18. A WA545 polypeptide of claim 17 wherein the amino acid sequence comprises a functional fragment of the amino acid sequence of SEQ ID NO:2, wherein said WA545 polypeptide exhibits WA545 activity.

19. A purified WA545 polypeptide of claim 17 wherein said polypeptide is a dimer wherein each subunit comprises an amino acid sequence consisting essentially of the amino acid sequence from amino acid #1 to #114 of SEQ ID NO:2.

20. A purified WA545 polypeptide of claim 17, wherein said polypeptide is a dimer wherein one subunit comprises an amino acid sequence from amino acid #1 to #114 of SEQ ID NO:2, and one subunit comprises an amino acid sequence for a bone morphogenetic protein selected from the group consisting BMP-2, BMP-3, BMP-4, BMP-5, BMP-6, BMP-7, BMP-8, BMP-9. BMP-10, BMP-11, BMP-12, BMP-13, BMP-15 and BMP-16.

21. A purified WA545 protein produced by the steps of (a) culturing a cell transformed with a DNA comprising the nucleotide sequence from nucleotide #775 to nucleotide #1116 as shown in SEQ ID NO:1; and (b) recovering and purifying from said culture medium a protein comprising the amino acid sequence from amino acid #1 to #114 as shown in SEQ ID NO:2.

22. A composition comprising a therapeutic amount of at least one WA545 protein according to claim 17.

23. A composition of claim 22 further comprising a matrix for supporting said composition and providing a surface for induction of tissue growth.

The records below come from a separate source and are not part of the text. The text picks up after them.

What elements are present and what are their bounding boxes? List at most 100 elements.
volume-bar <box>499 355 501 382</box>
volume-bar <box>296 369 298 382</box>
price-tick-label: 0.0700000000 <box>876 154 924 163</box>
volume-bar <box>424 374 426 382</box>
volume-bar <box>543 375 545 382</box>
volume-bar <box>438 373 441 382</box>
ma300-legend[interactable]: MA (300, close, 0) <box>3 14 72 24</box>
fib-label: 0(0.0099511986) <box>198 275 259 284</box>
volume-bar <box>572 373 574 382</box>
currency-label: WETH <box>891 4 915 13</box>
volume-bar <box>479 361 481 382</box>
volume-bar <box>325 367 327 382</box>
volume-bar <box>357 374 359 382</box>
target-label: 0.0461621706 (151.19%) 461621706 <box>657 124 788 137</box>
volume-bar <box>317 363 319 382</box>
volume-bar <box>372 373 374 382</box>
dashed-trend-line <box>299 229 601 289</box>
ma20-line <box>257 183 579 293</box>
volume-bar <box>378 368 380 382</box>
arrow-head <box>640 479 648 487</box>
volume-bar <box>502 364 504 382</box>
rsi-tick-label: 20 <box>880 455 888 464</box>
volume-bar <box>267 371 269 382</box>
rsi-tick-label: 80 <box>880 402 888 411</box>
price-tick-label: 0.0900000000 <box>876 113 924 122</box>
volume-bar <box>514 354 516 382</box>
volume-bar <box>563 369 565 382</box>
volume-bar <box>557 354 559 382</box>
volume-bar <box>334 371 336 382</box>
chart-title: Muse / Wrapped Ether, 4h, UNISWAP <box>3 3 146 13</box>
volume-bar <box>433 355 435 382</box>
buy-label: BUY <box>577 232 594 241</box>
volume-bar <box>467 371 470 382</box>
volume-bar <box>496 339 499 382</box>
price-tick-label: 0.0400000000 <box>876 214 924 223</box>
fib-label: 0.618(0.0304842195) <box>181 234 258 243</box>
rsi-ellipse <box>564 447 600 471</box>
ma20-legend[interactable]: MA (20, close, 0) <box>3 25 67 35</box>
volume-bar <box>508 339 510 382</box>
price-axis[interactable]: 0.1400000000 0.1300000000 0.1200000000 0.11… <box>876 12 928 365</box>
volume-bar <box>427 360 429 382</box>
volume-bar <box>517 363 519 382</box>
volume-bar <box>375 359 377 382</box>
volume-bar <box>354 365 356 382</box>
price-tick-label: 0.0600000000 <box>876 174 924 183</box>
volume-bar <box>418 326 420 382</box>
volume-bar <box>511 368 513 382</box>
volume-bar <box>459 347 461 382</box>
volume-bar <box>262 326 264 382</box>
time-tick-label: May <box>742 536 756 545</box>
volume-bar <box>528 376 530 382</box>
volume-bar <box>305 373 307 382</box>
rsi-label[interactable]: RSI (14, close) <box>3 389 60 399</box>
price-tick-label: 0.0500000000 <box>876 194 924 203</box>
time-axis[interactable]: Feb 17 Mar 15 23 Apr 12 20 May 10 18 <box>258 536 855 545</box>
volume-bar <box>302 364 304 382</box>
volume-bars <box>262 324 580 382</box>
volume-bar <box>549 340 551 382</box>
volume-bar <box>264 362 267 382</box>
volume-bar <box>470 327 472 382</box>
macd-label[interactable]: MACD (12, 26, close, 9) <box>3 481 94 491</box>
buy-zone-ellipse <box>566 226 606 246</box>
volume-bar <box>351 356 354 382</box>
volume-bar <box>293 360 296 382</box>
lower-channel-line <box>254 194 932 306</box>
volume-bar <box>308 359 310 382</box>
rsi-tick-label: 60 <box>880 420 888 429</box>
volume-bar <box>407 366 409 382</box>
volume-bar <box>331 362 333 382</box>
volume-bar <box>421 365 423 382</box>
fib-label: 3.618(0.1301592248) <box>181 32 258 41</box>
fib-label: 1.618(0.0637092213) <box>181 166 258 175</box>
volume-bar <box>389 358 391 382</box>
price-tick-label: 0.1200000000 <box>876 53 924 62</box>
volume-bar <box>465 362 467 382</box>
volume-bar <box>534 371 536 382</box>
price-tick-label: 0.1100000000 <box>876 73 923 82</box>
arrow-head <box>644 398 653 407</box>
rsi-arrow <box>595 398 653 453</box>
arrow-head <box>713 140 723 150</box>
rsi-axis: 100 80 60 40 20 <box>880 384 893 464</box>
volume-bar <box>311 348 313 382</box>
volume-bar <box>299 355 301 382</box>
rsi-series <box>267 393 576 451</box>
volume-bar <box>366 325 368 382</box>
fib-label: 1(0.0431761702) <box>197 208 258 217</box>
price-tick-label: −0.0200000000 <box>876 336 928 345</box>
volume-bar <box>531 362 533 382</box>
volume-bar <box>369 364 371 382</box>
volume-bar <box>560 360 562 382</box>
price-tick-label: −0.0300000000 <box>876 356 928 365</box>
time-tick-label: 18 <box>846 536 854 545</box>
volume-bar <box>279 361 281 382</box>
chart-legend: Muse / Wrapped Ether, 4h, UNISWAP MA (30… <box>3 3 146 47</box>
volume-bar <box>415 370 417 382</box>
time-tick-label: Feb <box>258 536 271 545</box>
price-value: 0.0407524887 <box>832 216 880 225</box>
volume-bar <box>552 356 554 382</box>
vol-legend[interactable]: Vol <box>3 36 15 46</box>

24. The composition of claim 23 wherein said matrix comprises a material selected from the group consisting of hydroxyapatite, hyaluronic acid, collagen, polylactic acid and tricalcium phosphate.

25. A method for inducing tissue formation in a patient in need of same comprising administering to said patient an effective amount of the composition of claim 22.

26. A chimeric DNA molecule comprising a DNA sequence encoding a propeptide from a member of the TGF-.beta. superfamily of proteins linked in correct reading frame to a DNA sequence encoding a WA545 polypeptide.

27. A purified WA545 protein comprising the amino acid sequence from amino acid #1 to #114 of SEQ ID NO:2.

28. A purified WA545 protein having a molecular weight of about 10-15 kd in monomeric form, said protein comprising the amino acid sequence of SEQ ID
NO:2 and having the ability to induce the formation of mesodermal tissue.

29. Antibodies to a purified WA545 protein according to claim 17.